The State Theatre Building on South Broadway served many a function over the many decades it has stood. Never before has it been a musical instrument.
William Close changed all that on January 28, in a series of performances. Starting at 5pm and then every hour on the hour after that, until the final performance starting at 10pm, the State Theatre Building became an integral part of the largest musical instrument in this world.
Welcome back to Broadway
From 4 p.m. to 11 p.m. people of all ages were invited to relish in hours of entertainment including music, games, activities for kids and adults, art installations, acrobats, fashion designers, food trucks, and several performances on 10 different stages. The free event allowed the public to step inside the six historic theaters on Broadway for special performances and installations, including special performances by William Close.
He calls it an Earth Harp.
Imagine if you will a series of very long strings. Very long. Once installed, they will stretch from the Festival Area on 7th street all the way to the top floor of the twelve-story State Theatre Building. Held taught, the strings await William Close. He must don gloves coated with violin resin in order to play the instrument—which involves running his hands along those strings. It sounds not unlike a cello, but writ huge. The city street itself, plus the building erected way back in the 1920s, will form part of the instrument, giving a depth and power to the music which truly cannot really be appreciated via sound alone. More than any acoustic performance by any guitarist or violinist imaginable, the Earth Harp can only be experienced rather than simply heard.
Which has always been the whole point.
William Close founded and serves as Artistic Director for the MASS Ensemble. MASS stands for Music Architecture Sound and Sculpture. It exists to push artistic boundaries, blending music and architecture into performances unlike any other that exist today. Perhaps never before. Having studied both sound design and sculpture at the renowned Art Institute of Chicago, Close ended up inventing over 100 new musical instruments (so far). Eventually his installations/performances graced some of the most famous performance venues on the planet. They include Lincoln Center in New York City, the Kennedy Center in Washington DC, the Coliseum in Rome itself, as well as the Grand Theater in Hong Kong and Macau.
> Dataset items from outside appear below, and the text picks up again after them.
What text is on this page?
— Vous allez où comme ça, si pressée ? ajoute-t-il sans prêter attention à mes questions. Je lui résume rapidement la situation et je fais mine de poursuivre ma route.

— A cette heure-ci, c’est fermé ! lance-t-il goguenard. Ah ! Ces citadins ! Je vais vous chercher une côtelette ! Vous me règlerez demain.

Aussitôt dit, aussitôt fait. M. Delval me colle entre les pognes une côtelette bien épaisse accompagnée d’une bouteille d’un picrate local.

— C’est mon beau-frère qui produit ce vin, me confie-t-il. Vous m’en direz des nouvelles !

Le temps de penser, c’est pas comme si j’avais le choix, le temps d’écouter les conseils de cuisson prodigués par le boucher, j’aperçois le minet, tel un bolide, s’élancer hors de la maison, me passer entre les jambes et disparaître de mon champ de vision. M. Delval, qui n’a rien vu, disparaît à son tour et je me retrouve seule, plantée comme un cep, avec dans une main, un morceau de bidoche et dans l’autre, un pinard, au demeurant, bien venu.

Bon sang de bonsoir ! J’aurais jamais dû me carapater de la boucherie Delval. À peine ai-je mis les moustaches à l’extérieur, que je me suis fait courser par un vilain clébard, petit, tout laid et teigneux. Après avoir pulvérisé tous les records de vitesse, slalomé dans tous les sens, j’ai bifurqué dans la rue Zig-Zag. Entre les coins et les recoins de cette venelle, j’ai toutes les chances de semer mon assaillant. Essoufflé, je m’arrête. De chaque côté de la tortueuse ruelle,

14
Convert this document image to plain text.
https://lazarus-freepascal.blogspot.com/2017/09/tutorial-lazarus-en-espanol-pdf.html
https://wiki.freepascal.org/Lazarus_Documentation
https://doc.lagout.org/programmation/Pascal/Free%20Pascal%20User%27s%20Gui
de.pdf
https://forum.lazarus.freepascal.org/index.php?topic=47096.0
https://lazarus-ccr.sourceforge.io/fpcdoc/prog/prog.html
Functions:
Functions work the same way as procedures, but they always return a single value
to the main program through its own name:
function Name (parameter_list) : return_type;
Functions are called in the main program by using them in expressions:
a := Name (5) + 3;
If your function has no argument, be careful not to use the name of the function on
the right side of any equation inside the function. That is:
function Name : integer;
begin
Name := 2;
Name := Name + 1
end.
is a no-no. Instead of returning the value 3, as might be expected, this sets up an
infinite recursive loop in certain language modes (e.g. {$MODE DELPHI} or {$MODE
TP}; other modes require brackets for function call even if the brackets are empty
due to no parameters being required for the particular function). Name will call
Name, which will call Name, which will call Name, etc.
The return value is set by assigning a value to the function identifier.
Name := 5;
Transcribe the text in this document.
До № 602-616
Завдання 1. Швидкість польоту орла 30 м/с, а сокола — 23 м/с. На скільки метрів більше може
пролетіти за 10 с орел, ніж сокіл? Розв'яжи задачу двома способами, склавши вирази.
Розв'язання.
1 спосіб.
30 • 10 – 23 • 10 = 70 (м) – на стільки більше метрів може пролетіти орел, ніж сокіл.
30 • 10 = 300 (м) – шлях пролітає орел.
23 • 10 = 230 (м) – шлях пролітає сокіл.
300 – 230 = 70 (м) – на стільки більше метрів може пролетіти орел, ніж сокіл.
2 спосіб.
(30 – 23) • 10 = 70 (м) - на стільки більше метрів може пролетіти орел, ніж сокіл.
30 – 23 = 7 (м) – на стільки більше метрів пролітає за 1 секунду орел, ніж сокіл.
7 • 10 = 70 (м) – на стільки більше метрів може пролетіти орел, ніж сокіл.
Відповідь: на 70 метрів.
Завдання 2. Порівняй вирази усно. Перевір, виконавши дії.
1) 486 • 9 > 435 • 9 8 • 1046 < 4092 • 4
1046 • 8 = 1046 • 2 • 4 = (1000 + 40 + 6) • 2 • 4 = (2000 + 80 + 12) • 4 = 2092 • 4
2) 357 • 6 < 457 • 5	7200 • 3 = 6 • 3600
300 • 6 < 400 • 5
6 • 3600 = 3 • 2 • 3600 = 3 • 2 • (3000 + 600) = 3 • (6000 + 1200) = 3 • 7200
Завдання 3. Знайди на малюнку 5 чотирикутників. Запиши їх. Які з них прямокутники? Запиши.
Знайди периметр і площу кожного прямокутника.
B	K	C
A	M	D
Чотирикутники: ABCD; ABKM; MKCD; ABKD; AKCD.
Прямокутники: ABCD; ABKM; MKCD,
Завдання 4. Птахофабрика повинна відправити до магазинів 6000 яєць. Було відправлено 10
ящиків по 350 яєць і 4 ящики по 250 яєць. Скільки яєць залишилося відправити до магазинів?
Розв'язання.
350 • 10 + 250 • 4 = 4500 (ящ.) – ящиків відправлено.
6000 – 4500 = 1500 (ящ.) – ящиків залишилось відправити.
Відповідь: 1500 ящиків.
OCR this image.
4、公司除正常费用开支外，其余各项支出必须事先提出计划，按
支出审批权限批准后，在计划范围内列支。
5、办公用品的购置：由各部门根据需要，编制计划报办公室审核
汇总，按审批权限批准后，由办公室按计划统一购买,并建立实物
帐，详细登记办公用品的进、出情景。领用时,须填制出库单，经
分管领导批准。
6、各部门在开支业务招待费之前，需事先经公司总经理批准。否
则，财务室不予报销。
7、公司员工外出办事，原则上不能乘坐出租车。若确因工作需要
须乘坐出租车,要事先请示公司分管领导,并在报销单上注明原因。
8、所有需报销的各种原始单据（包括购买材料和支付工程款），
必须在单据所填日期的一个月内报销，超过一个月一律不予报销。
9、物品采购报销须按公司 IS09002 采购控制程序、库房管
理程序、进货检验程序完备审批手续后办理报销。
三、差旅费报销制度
Now, he does his work in downtown Los Angeles, with his most famous creation.
The Earth Harp first saw installation and performance in 1999 (just in time for a new millennium), when the strings to be played stretched across a thousand foot valley, turning the Earth itself into part of the instrument! The precise details of each installation change with the details of the venue. Sometimes he installs it into a more or less regular theatre, turning making the stage and house and entire interior into part of the instrument! Other times, such as when the Earth Harp was played with Seattle’s Space Needle, the installation turns an open space into part of the Harp. Having done this so many times, Close has about 15 different configurations from which to choose now!
Back in the 1920s, when the State Theatre deserved the name “brand new” it stood at the cutting edge for entertainment in the city. Street cars intersected nearby. MGM owned the building and used it to premier one major motion picture after another. As times changed, and Hollywood becomes more associated with major film events, the State saw renovation and eventual specialization as a Spanish Language cinema (since Los Angeles’ population was, is and most likely will remain profoundly multi-ethnic as well as bilingual). In the early 2000s the building became a church.
However, for over five glorious hours on January 28 in the 2017th year of the common era, it became part of the largest musical instrument currently in the world. No recording of this event can possibly do it justice. However, since this extraordinary concert will take place on the street, it cannot be anything but free. A unique experience with few parallels one can find.